A tu quoque via FNC this morning:

He suggested he’s open to taking the money, saying Democrats aren’t turning down tax cuts even though many oppose them.

“There are a lot of Democrats that voted against tax cuts and yet they don’t go back to their states and their congressional districts and tell their folks, ‘Look you can’t take the tax cut because if so it’ll undo what I believe’,” he said.

Fair enough, but thanks to James Clyburn and the House Democrats, there’s a third option beside taking the money and rejecting it: Per the Sanford Amendment, he could have turned down the cash in the expectation that the state legislature would override him.

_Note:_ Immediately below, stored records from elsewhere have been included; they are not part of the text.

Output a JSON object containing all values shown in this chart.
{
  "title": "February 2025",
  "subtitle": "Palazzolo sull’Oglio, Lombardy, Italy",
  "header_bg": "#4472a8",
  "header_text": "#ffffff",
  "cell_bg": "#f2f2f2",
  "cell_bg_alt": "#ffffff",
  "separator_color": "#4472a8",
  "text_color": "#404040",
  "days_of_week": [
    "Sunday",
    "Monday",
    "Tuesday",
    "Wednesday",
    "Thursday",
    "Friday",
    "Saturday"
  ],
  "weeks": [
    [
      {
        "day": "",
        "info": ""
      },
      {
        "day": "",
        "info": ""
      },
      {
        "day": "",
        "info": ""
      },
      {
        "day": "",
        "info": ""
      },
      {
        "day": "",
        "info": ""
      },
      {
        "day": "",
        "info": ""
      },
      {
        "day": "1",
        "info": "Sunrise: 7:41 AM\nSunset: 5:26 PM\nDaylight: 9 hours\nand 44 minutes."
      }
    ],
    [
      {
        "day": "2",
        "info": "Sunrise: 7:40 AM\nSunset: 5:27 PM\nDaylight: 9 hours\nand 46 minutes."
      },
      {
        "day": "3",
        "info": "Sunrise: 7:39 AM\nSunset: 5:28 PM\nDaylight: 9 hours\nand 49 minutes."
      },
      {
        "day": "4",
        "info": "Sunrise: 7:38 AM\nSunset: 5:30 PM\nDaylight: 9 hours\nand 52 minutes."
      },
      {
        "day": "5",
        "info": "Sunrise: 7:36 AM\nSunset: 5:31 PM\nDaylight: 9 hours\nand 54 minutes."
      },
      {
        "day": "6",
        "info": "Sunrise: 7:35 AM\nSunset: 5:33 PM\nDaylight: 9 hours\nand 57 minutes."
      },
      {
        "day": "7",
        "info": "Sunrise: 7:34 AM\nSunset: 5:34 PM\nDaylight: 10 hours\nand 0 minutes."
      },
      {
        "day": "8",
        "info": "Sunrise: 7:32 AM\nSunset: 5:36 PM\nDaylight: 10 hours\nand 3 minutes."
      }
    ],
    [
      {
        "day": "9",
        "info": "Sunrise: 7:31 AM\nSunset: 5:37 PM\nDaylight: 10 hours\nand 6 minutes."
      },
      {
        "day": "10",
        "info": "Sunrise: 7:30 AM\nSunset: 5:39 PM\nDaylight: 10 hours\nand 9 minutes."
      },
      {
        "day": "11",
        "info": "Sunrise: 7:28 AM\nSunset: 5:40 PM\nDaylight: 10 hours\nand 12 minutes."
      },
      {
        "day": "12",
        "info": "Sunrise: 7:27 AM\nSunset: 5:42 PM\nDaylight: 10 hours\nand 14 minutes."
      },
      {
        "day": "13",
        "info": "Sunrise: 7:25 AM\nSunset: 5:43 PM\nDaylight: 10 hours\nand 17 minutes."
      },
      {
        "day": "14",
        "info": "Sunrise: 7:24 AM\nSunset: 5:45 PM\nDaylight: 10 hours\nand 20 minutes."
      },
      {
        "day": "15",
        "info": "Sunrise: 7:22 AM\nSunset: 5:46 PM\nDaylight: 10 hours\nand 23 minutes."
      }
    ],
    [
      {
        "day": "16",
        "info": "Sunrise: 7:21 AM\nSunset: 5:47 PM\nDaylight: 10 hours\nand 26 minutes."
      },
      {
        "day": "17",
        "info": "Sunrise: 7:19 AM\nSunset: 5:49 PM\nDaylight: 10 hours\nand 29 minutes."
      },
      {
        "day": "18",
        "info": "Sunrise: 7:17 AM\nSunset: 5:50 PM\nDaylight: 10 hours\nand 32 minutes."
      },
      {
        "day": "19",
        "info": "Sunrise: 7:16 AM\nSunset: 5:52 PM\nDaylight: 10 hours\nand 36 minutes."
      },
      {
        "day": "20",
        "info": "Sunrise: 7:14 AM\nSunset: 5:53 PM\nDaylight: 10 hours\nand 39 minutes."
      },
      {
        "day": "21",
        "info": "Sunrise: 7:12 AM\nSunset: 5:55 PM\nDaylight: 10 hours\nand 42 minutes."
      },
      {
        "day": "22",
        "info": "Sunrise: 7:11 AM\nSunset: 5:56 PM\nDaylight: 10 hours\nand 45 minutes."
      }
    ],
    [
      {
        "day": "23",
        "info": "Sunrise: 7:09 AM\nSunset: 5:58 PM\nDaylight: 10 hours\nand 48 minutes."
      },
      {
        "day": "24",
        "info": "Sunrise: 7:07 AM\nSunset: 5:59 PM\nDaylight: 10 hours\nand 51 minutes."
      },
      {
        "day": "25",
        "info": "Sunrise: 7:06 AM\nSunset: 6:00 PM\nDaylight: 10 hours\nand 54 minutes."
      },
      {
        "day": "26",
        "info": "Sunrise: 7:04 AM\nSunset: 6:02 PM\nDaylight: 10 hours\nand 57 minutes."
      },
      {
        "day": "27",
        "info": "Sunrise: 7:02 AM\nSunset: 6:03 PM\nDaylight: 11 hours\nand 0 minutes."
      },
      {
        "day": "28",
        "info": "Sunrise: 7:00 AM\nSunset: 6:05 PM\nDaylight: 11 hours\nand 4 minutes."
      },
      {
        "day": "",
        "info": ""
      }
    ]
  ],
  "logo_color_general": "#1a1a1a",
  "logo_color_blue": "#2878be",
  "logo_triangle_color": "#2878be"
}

That way his constituents get their pork and he doesn’t have to get his hands greasy by touching it. Why not go that route? He’s barred by term limits from seeking re-election as governor in 2010. I can only assume he has his eye on higher office, either in the Senate (a challenge to Grahamnesty?) or the White House, and doesn’t want to have to be asked umpteen million times which other benefits he’d deny to Americans in the interest of “principle.”